Because you get to try beers that DON’T usually make it all the way to Virginia. I think the Brooklyn Brewery bar is not legally allowed to stay open all day, selling tons of beer and no food. So they don’t. Instead, they sell tons of cork tokens all day, which can then be TRADED for beer. See how that works? We traded our cork tokens for beers including the mysterious Blunderbuss Old Ale (dark and smoky, 8.2% ABV) and the delightful Savoir Faire (a taste of bananas, 8% ABV). The first giant room with the bar was PACKED with locals playing cards on the tables, so we stood around double-fisting plastic cups until we had spent all of our cork tokens. We also used this opportunity to purchase souvenirs like bottle openers, coasters, and beer to take home. I think Brooklyn Brewery was happy to have us that day.
Brittany and I took in our first Broadway show two years ago when we saw Rent. And since Brittany is STILL singing those songs on a daily basis, I was banking on this trip as my best chance to put some new songs into her head for once.

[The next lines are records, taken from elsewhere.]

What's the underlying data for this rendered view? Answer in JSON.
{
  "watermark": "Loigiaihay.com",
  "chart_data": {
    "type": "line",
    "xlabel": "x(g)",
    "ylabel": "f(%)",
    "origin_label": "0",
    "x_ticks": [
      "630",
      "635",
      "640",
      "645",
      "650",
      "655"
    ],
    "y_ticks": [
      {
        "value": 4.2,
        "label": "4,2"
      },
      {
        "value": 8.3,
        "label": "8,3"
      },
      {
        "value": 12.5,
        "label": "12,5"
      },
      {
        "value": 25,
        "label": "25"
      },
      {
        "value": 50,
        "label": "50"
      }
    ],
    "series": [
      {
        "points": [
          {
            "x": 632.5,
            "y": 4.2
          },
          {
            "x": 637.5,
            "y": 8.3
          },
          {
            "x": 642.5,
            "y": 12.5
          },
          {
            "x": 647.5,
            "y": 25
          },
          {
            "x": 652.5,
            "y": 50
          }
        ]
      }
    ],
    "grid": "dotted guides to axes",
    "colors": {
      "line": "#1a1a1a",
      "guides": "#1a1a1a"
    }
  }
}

We’d heard good things about Wicked from several sources, not the least of which our NYC-based friends Lois and Hadar, who have managed to see the show eight times so far. Eight times can’t be wrong, right?

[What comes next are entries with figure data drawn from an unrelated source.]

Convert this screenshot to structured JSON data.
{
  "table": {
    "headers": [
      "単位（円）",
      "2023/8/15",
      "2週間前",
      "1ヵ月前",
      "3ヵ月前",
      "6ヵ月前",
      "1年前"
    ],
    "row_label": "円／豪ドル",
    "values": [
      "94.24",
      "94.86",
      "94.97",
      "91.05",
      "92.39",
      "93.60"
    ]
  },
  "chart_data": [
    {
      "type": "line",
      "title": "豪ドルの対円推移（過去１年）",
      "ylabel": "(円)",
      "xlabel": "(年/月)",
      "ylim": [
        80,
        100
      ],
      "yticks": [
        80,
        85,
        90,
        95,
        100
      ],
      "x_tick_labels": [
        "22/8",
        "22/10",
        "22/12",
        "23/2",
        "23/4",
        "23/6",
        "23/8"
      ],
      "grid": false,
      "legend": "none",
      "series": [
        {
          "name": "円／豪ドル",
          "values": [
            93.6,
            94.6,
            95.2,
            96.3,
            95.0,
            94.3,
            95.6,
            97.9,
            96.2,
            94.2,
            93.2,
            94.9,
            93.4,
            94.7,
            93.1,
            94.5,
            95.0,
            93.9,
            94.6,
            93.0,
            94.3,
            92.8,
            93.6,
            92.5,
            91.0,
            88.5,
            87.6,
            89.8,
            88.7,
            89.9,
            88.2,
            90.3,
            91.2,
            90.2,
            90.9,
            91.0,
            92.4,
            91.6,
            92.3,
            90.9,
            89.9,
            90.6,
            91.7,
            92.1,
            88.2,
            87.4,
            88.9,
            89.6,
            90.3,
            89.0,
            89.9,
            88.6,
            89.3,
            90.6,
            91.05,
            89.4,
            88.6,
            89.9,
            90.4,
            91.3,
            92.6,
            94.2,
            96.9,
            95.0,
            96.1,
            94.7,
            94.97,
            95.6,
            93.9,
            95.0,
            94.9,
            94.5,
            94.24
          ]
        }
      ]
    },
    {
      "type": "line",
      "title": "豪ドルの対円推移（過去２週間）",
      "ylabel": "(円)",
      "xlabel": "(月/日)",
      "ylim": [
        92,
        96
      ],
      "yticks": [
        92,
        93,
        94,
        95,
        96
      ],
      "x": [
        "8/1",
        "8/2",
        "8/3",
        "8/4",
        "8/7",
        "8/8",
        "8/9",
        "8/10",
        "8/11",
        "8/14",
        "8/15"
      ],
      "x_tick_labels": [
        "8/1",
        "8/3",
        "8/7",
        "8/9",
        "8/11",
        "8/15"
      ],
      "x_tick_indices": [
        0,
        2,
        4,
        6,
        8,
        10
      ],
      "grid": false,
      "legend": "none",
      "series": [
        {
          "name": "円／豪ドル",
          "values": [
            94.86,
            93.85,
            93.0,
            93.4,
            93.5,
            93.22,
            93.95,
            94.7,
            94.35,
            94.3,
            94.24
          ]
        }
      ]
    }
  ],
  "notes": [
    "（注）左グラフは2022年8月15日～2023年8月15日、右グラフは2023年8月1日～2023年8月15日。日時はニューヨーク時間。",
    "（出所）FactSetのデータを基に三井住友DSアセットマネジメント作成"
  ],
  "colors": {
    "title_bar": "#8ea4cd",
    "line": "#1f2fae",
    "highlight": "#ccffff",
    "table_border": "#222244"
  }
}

Right! The show was an amazing spectacle. I can’t get over the production value of Broadway shows: from the talent level of the very last actor to the gigantic twisting, growling mechanical head of the Wizard of Oz to the monkeys who flew right over our heads. Where Rent was intimate and personal, Wicked is blow-your-mind theater magic. We loved both.
It wouldn’t be us if we didn’t attempt to spend every waking hour of our trip stuffing our faces! Greg took us and his brother on something of a “meats of the world” gastronomical excursion on Saturday. We shared a mountainous plate of corned beef and sauerkraut at the Carnegie deli for lunch, followed by an afternoon snack of German sausages at a Biergarten. Pork sausage, veal sausage, venison sausage…all with more sauerkraut, lots of beer, and even more groans from Brittany. During the meat and beer-filled hours we spent between both restaurants, I think she ordered a hot chocolate. Sorry Brittany!

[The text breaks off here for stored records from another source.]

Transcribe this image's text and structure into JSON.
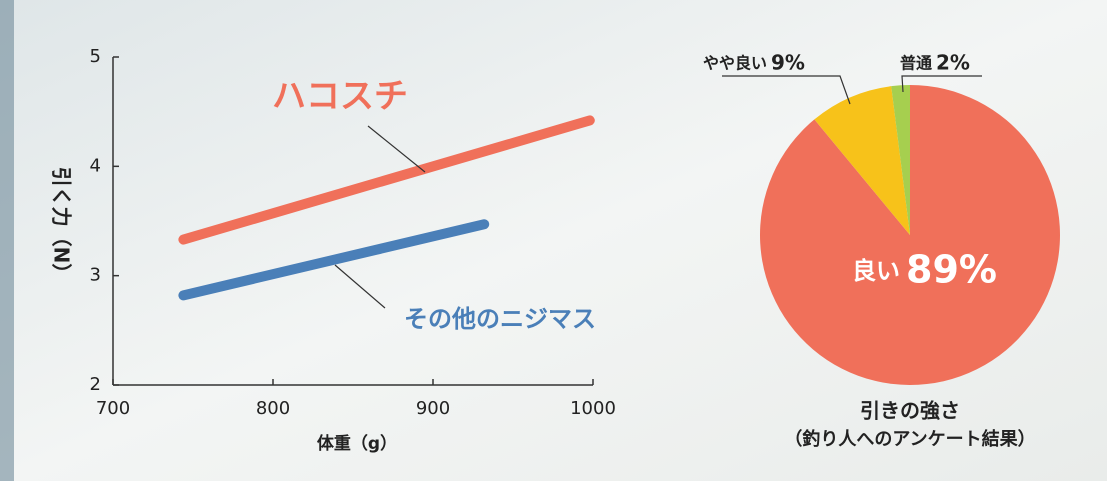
{
  "chart_data": [
    {
      "type": "line",
      "x_label": "体重（g）",
      "y_label": "引く力（N）",
      "xlim": [
        700,
        1000
      ],
      "xticks": [
        700,
        800,
        900,
        1000
      ],
      "ylim": [
        2,
        5
      ],
      "yticks": [
        2,
        3,
        4,
        5
      ],
      "series": [
        {
          "name": "ハコスチ",
          "color": "#f0705a",
          "x": [
            744,
            998
          ],
          "values": [
            3.33,
            4.42
          ]
        },
        {
          "name": "その他のニジマス",
          "color": "#4a7fb8",
          "x": [
            744,
            932
          ],
          "values": [
            2.82,
            3.47
          ]
        }
      ]
    },
    {
      "type": "pie",
      "title": "引きの強さ",
      "subtitle": "（釣り人へのアンケート結果）",
      "categories": [
        "良い",
        "やや良い",
        "普通"
      ],
      "values": [
        89,
        9,
        2
      ],
      "value_labels": [
        "89%",
        "9%",
        "2%"
      ],
      "colors": [
        "#f0705a",
        "#f7c21a",
        "#a6cf4f"
      ]
    }
  ]
}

All was not lost for her: we ate a fun brunch at the diner from Seinfeld! Well…sort of. See, it’s the diner that they used for the outside shot on Seinfeld, but walking inside is kind of a disappointment because it looks nothing like the show. No booth for Jerry and the gang and no cranky old cashier lady. Just a huge crowd of Columbia students, a harried waitstaff, and some Seinfeld magazine covers on the wall. Oh well. Brittany says the shots from inside the diner were probably filmed on a “set,” but whatever that may mean, I don’t understand it and I won’t respond to it.